In 1961, historian and future Librarian of Congress Daniel J. Boorstin wrote about the growing celebrity culture and the ''pseudo-event,'' a happening that is orchestrated for the express purpose of being watched and reported on. Boorstin defined celebrity as ''a person who is well known for his well-knownness.''

But when Boorstin wrote that, he couldn't have imagined, in his most outlandish speculation, The Real Housewives of Orange County or Who Wants to Marry My Dad? — part of an industry that farms, then harvests the tapestry of American daily life into drama-infused show business fodder.

In other words: These days, a lot more of our fellow Americans are suddenly, willingly vaulted into fame — or its Bizarro-universe counterpart, notoriety — without the slightest bit of preparation.
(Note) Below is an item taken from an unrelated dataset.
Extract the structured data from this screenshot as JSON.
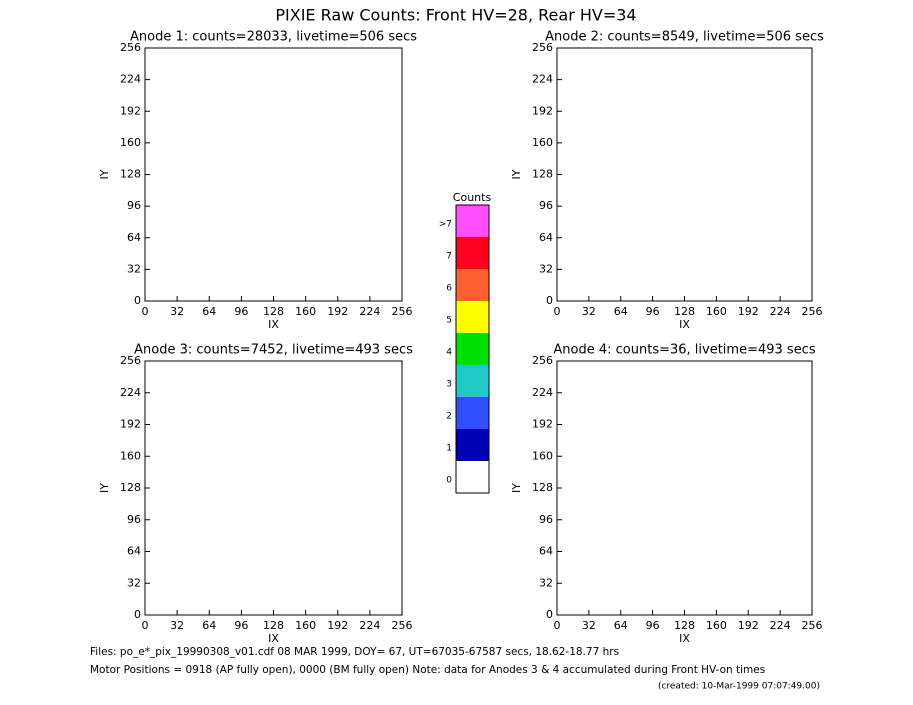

''One of the things about reality and the celebrity narrative is that there are always stakes. Because it's real,'' says Neal Gabler, author of Life: The Movie — How Entertainment Conquered Reality.

''A celebrity ceases to be a celebrity when the narrative runs out,'' he says. ''But the narrative requires other people to amplify it. That's what the media do. So for someone like Miss California to act as if they have no business doing this, this IS their business.''

So forget about life imitating art or vice versa. As Gabler puts it in his book, ''Life has become art, so that the two are now indistinguishable from each other.''

And in an environment like that, is it any wonder that there's confusion from the amateurs suddenly thrust into the celebrity-industrial complex in ways they never imagined? And that the Jon & Kate Web site is brimming with ''behind-the-scenes'' stories about how they struggle to deal with fame?

''It's hard being on this side of the camera,'' Jon Gosselin says in one Webisode. ''People see your life as episodes . . . I mean, we don't have privacy at all. If I go out, people know I go out, and photograph it and do everything they gotta do to do something about it.''

Look at me. Look at my life, my body, my antics, my kids, my home. It's OK — come on in. It's a fair deal: I'm getting famous, you're getting entertained. Everybody's happy. What's the problem?